A year ago, Freeport won the Class C girls’ skiing state title on the strength of on Alpine team that won consecutive state crowns. Graduation and transfers took a toll on the Falcons this winter, as Freeport slipped to third in Alpine. Senior Taylor Enrico and sophomore Wynne Cushing led the way with top 10 finishes in both slalom and giant slalom.

Still, the Falcons won their second straight overall title thanks to a much-improved Nordic contingent led by sophomore Lizzy Martin, who placed third in skate and fourth in classic.

“They kind of carried us last year,” said junior Bethanie Knighton of Freeport’s Alpine team, “so it felt good that we were able to pull through this year and give them a comfortable lead.”

Knighton was 10th in skate and 12th in classic. The other Nordic scorers were all freshmen: Nina Moore placed ninth in skate and 10th in classic, Lily Johnston was sixth in classic, and Fiona Ahearne was 12th in skate.

Freeport won the overall title, 195-268, over Alpine champion Fort Kent largely due to the 129-point cushion the Falcons forged in Nordic, whose title was won by their neighbors in New Gloucester, Merriconeag, the Waldorf school with grades 1 through 8 located in Freeport.

“We have a lot of connections,” Knighton said. “Some of the girls on our team went to Merriconeag, so we all talk and know each other.”

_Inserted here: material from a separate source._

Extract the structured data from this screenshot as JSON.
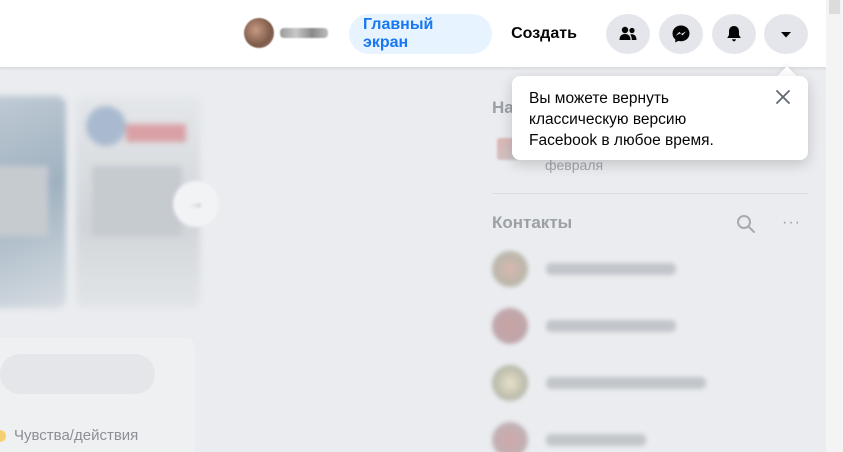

After the Nordic races were complete, kids from both schools returned to the Nordic Heritage Center in Presque Isle for night skiing.

“It was really pretty in Presque Isle,” said Knighton, of her first trip to Aroostook County.

Freeport’s boys fell four points short of Fort Kent for the overall title, 153-157.


Trailing 29-22 at halftime against Bonny Eagle in the Western Maine Class A final Saturday, South Portland had to get back to the things it does very well.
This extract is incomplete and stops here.